Jeff_H 04-07-2001 04:18 AM

Help - Islander 28
 
Unless you are extremely knowledgeable (in other words a surveyor yourself) I extremely strongly suggest that you get the boat surveyed by a SAMS or NAMS certified marine surveyor. When you talk about a boat from the Mid-1970''s (the worst period for blister and deck core problems)there are a wide range of posible problems that are likely. At 24 years old the boat may need some combination of blister or deck core repair, keel bolts, engine rebuild or replacement, instruments, standing and running rigging, upholstery, galley equipment, electrical work, rigging and bulkhead attachment point repairs, hull to keel joint,rudder and steering gear problems and so on, not to mention aesthetic issues. Any group of these items can easily exceed the purchase price several times over.
While most of these things are easy to detect, most of the really expensive things here are hard to detect if you don''t know what you are doing.

Jeff

paulk 04-07-2001 05:04 AM

Help - Islander 28
 
Jeff (above) is right- if you do go ahead to buy the boat, GET A SURVEY. Your insurance co. will probably want one anyway.

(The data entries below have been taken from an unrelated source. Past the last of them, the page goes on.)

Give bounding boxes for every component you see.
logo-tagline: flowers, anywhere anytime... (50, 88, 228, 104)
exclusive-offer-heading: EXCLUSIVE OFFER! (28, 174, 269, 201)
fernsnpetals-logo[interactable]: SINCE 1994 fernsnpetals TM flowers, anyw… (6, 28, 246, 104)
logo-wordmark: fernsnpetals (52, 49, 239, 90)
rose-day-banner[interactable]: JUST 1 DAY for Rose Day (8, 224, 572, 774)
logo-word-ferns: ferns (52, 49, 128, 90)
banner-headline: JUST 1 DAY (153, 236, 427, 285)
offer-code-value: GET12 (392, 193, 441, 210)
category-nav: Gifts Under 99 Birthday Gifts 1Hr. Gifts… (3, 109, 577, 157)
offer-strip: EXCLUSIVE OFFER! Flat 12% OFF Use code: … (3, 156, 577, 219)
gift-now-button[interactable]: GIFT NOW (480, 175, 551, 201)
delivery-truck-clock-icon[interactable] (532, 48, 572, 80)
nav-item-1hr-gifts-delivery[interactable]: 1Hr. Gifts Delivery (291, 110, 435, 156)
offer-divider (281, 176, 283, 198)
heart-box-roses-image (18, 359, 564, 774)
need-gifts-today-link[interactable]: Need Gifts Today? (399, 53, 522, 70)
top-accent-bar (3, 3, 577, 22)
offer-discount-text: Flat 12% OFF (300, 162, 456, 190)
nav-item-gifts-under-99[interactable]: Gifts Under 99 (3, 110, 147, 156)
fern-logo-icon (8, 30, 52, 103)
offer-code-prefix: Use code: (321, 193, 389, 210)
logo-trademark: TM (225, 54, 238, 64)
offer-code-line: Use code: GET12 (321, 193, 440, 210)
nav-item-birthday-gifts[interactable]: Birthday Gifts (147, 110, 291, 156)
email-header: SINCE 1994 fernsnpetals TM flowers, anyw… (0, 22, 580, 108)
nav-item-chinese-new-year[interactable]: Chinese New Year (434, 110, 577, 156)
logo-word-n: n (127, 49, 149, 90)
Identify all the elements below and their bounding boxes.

Before getting to that stage, however, you are doing the right things. Find out from other owners what the problem areas are and inspect them (and everything else) thoroughly on your own. If you still want to go ahead, then do. The surveyor will always find something - that''s what you''re paying him for, and you can use that as a bargaining chip to lower the sales price. If he finds a major item you missed,(hopefully not likely if you''ve done your homework) look at it as a cheaper lesson than it could have been. Happy Sailing!

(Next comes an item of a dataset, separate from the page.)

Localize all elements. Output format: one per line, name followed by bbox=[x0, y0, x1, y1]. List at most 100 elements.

Eaugallie 05-18-2001 12:49 PM

Help - Islander 28
 
Thanks for the replies,

I didn''t buy the Islander. I spent some qaulity time with the boat and found way more than I felt like taking on. There were no problems with the Deck as it is solid fiberglass and looked fine, but the compression post had collapsed the support under the floor and would have required the mast be removed, floor cut and new stainless foot be installed. All in all, I could have done it...but the idea is to sail not to restore. It is hard to get past that since I have worked on old Mustangs much of my life for a hobby. Difference is, I can keep them in the garage.

Thanks again for the help. The Survey is certainly the way I will go. It sometimes helps to hear it again.